Allah'ın Hâdi İsmine Sığınmak



         Bütün insanlar İslam fıtratında İslam'a uygun bir yaratılışta doğar. Buradan anlaşıldığına göre insan da ezelden beri iman vardır Sonraları âsilere ve ehl-i küfre uyuyarak onlar gibi kötülüğü benimseyenler çıkar. İnsana akıl verilmiş, yol gösterilmiş ama iradesinde serbest bırakılmıştır. İyi ya da kötüyü kendi seçer. 

Allah insanlara hidayet verir onlara çıkış yolunu gösterir onları doğru yola yönlendirir. Elbette o istediğine hidayet verir ancak bu istediği kişiler hidayeti isteyenlerin içindedir. 

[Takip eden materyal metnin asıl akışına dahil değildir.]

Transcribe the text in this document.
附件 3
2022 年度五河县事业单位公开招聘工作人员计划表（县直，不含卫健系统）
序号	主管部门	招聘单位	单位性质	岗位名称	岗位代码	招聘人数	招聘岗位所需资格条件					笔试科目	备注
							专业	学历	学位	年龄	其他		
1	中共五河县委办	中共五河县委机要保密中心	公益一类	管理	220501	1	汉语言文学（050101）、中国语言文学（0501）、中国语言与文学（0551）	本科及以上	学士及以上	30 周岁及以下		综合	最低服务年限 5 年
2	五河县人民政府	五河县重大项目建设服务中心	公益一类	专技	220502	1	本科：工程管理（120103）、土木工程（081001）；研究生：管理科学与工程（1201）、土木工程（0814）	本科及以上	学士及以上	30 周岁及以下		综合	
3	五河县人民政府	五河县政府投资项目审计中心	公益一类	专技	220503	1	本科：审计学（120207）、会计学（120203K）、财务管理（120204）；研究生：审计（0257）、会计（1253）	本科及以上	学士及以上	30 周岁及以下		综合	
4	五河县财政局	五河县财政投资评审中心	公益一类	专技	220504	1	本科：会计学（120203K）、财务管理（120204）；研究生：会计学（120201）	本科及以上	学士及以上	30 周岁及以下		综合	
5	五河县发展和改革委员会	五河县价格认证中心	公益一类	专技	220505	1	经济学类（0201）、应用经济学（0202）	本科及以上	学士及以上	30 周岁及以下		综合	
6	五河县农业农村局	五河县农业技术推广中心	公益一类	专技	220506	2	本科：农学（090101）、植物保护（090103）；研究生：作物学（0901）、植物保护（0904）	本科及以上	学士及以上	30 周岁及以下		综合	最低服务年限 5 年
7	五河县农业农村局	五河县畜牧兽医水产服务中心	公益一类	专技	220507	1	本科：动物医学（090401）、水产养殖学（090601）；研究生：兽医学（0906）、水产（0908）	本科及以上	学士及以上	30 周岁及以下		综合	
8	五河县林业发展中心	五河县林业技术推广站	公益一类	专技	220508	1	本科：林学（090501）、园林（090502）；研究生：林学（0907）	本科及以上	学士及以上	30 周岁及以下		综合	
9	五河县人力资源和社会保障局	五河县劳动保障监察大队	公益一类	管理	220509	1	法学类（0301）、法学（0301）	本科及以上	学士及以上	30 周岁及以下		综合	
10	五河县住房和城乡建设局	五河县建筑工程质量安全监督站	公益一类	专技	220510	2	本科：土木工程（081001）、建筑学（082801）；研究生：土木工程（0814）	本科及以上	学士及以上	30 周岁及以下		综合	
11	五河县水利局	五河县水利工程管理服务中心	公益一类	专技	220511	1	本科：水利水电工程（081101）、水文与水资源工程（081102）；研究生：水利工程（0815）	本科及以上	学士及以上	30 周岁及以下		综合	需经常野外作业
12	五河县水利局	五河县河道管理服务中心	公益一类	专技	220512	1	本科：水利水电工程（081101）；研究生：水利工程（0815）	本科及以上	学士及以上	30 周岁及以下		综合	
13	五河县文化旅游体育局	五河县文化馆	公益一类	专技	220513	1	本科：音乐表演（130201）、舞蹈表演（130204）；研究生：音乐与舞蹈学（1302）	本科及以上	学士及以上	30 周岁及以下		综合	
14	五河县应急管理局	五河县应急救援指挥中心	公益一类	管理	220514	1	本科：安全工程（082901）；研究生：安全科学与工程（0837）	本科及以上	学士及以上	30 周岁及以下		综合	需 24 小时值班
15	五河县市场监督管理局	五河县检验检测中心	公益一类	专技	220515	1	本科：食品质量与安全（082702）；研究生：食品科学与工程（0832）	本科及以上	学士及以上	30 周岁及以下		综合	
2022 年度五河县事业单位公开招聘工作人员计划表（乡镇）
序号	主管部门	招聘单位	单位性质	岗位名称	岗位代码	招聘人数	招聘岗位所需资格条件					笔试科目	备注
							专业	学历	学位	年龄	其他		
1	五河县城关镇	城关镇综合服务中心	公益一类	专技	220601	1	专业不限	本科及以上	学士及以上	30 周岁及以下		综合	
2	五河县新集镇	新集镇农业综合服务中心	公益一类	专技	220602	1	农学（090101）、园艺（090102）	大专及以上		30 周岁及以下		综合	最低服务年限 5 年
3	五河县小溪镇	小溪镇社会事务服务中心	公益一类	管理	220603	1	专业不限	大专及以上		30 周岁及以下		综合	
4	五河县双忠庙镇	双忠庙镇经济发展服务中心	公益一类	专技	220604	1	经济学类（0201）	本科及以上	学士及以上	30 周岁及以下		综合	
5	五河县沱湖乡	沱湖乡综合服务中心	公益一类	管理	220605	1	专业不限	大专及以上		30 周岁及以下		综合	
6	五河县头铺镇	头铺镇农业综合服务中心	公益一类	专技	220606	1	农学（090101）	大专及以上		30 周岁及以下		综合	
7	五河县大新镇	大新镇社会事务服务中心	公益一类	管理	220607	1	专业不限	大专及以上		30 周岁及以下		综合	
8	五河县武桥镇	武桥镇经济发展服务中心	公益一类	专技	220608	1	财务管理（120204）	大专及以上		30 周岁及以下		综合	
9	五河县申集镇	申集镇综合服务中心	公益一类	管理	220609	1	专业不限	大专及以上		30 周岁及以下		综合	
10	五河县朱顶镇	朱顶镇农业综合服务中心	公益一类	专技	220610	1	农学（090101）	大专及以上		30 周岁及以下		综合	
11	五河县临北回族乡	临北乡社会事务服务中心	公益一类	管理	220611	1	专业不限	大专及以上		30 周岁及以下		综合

Ta ruhların ilk meclisi'nde “Ben sizin rabbiniz değil miyim” diye sorduğunda ona” Galu bela”(Evet) demiştik. Onun için hepimiz imanlı olarak ve hidayet üzere dünyaya geliyoruz ancak karakterinde zafiyet, hafızasında eksiklik olanlar bu sözü unutuyorlar sözlerinde durmuyorlar. Gerçi onlara verdikleri söz unutur oluyor bu da onların kaderleridir. 

Hayatın düzeni böyle kurulmuş. Başka türlüsü de düşünülemez ,başka türlü bir düzen düşünülemez. İnsanların kaderinde günah işlemek olmasaydı, o zaman kaderinde Melek olarak yaratılırlardı.O zaman cüz’ i iradeleri de olmazdı. 

Cenabı Hak el- Hadi isminin tecellisi ile kullarına hidayet verir yol gösterir. Hidayet demek insana akıl ve muhakeme kabiliyeti vermek, ebedi mutluluğunu sağlayacak doğru ve şaşmaz yolu göstermek demektir. Yaratılışı sebebiyle bunu verdiği gibi peygamberleri vasıtasıyla da yol gösterir. 

Kur'an'da Hadi ismi 8 yerde Allah'a, iki yerde Hazreti Peygambere izafe edilmiştir. Hidayet demek, yolunu şaşıranlara rehberlik etmek demektir, bunları sapıklıktan kurtarmak demektir.Allah daima kullarının iyi olmasını istiyor,bunun için hidayette olmalarını istiyor. İnsanlar ona her zaman şükran borçludur.Bu teşekkür ancak onun istediği yolda yürümekle,dürüst ve şerefli olmakla yapılır.